“In the past 10 years, rather than buying What to Expect When You’re Expecting, the parenting community and the advice available to them has all gone online,” Rosenblum said. “Everybody who grew up online is now in their 30s or 40s, having kids and still online.”
By November 2022, a little more than a year after the acquisition, the four titles had generated a 58% increase in parent readers and had a cumulative social following of 41 million, according to the publisher. Its newsletter subscribers across the same portfolio grew 32% year over year, and earnings from the division accounted for 27% of its annual revenue.
CPG struggling
BDG generates between 85% to 90% of its revenue from advertising, which has left it particularly susceptible to vacillations in the market.

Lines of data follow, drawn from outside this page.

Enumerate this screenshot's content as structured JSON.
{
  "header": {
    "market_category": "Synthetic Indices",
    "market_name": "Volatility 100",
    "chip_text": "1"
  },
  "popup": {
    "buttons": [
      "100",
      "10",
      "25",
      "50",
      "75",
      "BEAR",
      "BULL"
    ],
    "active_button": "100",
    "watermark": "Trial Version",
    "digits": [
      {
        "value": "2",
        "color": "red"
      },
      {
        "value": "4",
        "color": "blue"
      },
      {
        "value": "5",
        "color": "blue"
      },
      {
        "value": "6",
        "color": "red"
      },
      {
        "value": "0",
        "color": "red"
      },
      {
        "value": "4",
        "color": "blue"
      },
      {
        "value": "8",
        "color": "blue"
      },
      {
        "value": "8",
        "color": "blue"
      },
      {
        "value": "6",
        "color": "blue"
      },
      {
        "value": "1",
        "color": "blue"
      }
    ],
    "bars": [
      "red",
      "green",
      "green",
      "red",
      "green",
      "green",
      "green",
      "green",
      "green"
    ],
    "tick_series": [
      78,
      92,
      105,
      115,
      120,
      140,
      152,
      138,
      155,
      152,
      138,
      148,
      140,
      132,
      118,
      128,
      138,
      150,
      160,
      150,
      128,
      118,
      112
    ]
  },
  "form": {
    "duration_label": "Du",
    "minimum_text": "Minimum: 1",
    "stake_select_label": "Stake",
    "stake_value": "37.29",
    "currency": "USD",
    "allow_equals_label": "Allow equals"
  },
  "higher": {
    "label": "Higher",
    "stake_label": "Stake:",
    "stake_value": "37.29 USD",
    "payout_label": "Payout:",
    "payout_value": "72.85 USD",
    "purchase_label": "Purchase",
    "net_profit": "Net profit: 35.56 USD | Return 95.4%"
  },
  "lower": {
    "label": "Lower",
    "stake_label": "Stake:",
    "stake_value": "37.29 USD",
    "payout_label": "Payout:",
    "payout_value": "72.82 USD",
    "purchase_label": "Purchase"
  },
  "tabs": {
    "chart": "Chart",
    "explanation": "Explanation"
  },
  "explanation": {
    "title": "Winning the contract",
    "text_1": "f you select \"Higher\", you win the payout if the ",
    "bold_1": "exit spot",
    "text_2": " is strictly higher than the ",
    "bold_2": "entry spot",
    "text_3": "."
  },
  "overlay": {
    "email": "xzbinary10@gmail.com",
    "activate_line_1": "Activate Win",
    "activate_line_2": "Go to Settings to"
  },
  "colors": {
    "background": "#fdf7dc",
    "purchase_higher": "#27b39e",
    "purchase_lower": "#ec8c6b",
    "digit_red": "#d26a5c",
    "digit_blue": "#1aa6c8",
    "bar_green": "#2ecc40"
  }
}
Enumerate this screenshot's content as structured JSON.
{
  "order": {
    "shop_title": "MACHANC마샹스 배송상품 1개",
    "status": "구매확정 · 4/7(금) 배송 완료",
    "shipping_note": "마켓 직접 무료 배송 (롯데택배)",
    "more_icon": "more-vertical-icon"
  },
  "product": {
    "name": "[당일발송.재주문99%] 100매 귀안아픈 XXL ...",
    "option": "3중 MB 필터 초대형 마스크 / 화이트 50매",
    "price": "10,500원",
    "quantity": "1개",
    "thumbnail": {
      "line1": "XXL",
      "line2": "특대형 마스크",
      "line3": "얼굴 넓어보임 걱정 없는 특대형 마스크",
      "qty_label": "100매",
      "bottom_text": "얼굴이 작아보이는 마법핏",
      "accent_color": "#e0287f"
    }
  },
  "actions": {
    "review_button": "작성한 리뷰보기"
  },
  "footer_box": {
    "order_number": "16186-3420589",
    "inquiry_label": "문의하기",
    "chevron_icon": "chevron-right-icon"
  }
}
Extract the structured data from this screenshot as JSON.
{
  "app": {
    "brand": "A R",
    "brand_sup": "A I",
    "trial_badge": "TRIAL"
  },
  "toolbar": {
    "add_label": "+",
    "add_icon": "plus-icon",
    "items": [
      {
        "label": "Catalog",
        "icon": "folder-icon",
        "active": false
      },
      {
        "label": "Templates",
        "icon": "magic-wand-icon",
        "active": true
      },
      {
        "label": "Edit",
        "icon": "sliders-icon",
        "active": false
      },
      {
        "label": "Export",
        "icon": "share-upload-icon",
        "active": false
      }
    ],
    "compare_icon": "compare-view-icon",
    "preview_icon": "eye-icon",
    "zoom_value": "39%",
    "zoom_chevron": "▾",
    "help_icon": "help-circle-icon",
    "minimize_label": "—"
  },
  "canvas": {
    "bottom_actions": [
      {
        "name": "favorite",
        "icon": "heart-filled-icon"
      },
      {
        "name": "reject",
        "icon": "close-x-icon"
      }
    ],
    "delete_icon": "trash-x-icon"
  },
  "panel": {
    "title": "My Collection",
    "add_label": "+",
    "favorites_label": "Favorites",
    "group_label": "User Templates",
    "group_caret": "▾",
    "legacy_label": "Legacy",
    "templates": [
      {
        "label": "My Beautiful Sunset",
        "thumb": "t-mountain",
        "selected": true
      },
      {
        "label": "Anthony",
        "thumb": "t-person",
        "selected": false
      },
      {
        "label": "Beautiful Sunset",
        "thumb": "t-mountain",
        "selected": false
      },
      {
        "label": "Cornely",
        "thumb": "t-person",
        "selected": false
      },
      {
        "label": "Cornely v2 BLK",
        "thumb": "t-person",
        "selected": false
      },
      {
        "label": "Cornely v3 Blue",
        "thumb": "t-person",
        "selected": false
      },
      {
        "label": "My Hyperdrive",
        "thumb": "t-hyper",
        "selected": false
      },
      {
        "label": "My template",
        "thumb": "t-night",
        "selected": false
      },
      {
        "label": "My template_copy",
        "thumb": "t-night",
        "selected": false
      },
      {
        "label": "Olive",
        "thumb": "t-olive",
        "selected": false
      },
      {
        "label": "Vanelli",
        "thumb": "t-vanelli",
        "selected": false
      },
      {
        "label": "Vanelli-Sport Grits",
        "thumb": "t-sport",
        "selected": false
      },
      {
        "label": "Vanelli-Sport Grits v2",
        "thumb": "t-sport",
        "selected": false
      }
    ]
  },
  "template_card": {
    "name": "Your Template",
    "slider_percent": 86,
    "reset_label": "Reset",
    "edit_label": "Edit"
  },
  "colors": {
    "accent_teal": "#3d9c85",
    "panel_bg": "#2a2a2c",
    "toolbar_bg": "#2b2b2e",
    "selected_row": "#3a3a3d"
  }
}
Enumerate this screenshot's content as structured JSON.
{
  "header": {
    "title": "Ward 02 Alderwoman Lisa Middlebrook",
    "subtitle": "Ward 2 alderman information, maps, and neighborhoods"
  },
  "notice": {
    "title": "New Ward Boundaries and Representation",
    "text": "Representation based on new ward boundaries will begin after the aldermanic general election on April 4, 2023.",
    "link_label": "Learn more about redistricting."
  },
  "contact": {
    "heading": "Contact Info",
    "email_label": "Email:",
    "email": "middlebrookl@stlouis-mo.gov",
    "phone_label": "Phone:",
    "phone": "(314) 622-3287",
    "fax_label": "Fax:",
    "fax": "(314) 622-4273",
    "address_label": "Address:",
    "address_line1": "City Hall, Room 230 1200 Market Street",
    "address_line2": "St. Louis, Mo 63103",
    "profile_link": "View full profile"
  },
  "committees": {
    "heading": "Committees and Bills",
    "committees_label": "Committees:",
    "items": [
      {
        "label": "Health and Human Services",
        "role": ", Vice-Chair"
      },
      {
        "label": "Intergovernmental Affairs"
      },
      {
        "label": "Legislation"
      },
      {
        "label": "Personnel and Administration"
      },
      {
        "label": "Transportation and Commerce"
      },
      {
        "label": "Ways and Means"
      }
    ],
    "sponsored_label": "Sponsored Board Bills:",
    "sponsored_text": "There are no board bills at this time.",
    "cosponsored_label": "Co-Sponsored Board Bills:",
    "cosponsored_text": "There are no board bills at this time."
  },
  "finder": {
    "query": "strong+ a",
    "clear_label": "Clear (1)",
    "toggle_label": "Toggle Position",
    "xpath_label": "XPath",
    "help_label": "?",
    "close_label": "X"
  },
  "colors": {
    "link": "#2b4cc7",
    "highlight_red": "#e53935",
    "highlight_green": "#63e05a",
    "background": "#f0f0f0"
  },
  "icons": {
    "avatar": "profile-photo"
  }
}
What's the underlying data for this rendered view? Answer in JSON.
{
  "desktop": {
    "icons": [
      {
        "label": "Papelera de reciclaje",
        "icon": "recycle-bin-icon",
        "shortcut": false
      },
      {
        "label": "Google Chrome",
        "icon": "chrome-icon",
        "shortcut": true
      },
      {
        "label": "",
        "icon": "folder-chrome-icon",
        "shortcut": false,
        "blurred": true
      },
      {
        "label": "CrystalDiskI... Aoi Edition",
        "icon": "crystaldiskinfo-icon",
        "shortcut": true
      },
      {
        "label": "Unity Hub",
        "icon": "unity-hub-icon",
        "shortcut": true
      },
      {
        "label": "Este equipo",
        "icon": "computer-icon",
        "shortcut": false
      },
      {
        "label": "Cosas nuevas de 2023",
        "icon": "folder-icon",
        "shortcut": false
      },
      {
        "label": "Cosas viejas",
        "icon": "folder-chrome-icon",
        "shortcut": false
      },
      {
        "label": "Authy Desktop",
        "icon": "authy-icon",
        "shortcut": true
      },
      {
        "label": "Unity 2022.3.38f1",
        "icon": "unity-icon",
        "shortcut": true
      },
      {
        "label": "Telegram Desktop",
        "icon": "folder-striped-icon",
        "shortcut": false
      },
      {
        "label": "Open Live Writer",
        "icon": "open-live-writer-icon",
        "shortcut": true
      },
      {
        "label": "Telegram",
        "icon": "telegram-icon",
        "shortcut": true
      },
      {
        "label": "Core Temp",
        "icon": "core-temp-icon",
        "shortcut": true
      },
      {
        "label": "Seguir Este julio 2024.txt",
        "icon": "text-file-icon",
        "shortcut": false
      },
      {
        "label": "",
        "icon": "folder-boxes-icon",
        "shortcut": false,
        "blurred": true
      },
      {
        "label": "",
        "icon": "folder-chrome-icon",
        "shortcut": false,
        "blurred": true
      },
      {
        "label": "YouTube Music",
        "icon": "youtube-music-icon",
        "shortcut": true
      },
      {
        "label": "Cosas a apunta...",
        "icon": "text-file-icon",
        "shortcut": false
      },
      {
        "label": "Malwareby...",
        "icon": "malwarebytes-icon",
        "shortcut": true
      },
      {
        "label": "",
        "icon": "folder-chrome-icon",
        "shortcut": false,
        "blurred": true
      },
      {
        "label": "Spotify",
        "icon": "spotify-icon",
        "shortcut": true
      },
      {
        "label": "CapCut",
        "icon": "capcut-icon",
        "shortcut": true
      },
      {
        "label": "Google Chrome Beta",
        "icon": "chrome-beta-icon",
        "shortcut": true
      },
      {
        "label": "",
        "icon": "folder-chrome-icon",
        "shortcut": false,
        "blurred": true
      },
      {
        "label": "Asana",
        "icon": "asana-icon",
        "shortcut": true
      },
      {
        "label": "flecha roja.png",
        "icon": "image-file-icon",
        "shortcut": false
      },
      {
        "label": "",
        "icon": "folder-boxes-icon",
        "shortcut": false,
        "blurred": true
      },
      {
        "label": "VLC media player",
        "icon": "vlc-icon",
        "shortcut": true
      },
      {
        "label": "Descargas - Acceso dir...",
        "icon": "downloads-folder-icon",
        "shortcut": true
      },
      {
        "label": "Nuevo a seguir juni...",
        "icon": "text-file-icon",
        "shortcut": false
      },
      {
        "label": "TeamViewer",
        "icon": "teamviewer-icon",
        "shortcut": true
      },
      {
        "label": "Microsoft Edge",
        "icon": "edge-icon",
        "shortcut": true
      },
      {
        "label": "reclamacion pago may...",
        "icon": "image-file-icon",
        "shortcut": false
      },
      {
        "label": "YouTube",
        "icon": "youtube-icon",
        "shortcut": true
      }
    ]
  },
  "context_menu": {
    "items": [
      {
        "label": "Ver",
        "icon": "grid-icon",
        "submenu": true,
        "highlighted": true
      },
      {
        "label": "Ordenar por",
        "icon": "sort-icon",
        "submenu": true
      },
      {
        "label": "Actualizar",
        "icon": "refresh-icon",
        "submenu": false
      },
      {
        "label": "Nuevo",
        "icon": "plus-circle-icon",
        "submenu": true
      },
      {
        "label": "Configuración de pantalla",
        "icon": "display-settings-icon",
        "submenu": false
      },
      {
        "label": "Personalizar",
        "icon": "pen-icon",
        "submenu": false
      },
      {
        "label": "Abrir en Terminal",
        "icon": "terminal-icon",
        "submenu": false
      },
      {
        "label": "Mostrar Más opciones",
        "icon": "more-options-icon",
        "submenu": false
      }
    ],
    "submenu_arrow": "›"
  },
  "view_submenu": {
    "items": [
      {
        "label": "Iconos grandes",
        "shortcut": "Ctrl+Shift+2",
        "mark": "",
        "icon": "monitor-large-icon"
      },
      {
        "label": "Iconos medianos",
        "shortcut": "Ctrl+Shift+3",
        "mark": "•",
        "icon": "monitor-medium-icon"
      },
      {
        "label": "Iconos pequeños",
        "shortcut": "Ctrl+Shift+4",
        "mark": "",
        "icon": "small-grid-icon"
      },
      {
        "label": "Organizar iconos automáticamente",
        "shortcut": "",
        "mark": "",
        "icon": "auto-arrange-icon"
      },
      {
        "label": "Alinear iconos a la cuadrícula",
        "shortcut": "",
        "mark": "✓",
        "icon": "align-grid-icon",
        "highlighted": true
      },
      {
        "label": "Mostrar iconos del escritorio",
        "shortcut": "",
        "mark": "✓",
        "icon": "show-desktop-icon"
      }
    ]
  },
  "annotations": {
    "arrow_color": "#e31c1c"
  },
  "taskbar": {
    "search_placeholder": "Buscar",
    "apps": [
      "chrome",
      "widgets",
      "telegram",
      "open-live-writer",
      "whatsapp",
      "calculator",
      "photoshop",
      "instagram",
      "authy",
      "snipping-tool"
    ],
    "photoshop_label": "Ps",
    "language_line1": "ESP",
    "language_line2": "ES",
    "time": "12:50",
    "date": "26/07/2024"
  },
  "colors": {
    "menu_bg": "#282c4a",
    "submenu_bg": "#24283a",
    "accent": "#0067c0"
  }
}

More specifically, the company divides its advertising business into two broad categories—luxury and fashion, and consumer packaged goods (CPG) and parenting—and the latter struggled in 2023, as ADWEEK has previously reported.
BDG titles that cater to luxury advertisers—such as Nylon, Bustle and W Magazine—have performed solidly and been buoyed by a robust live events business. But those in its parenting and consumer goods portfolio—such as Elite Daily, Scary Mommy and Fatherly—have performed poorly.
Additionally, the saturated nature of the CPG space has challenged BDG. The increasing dominance of retail media giants, particularly Walmart and Amazon, has also made CPG budgets more contested.
Longtime BDG chief revenue officer and president Jason Wagenheim left the company at the end of 2023, and the company has said previously that it plans to fill the role in the first quarter of the year.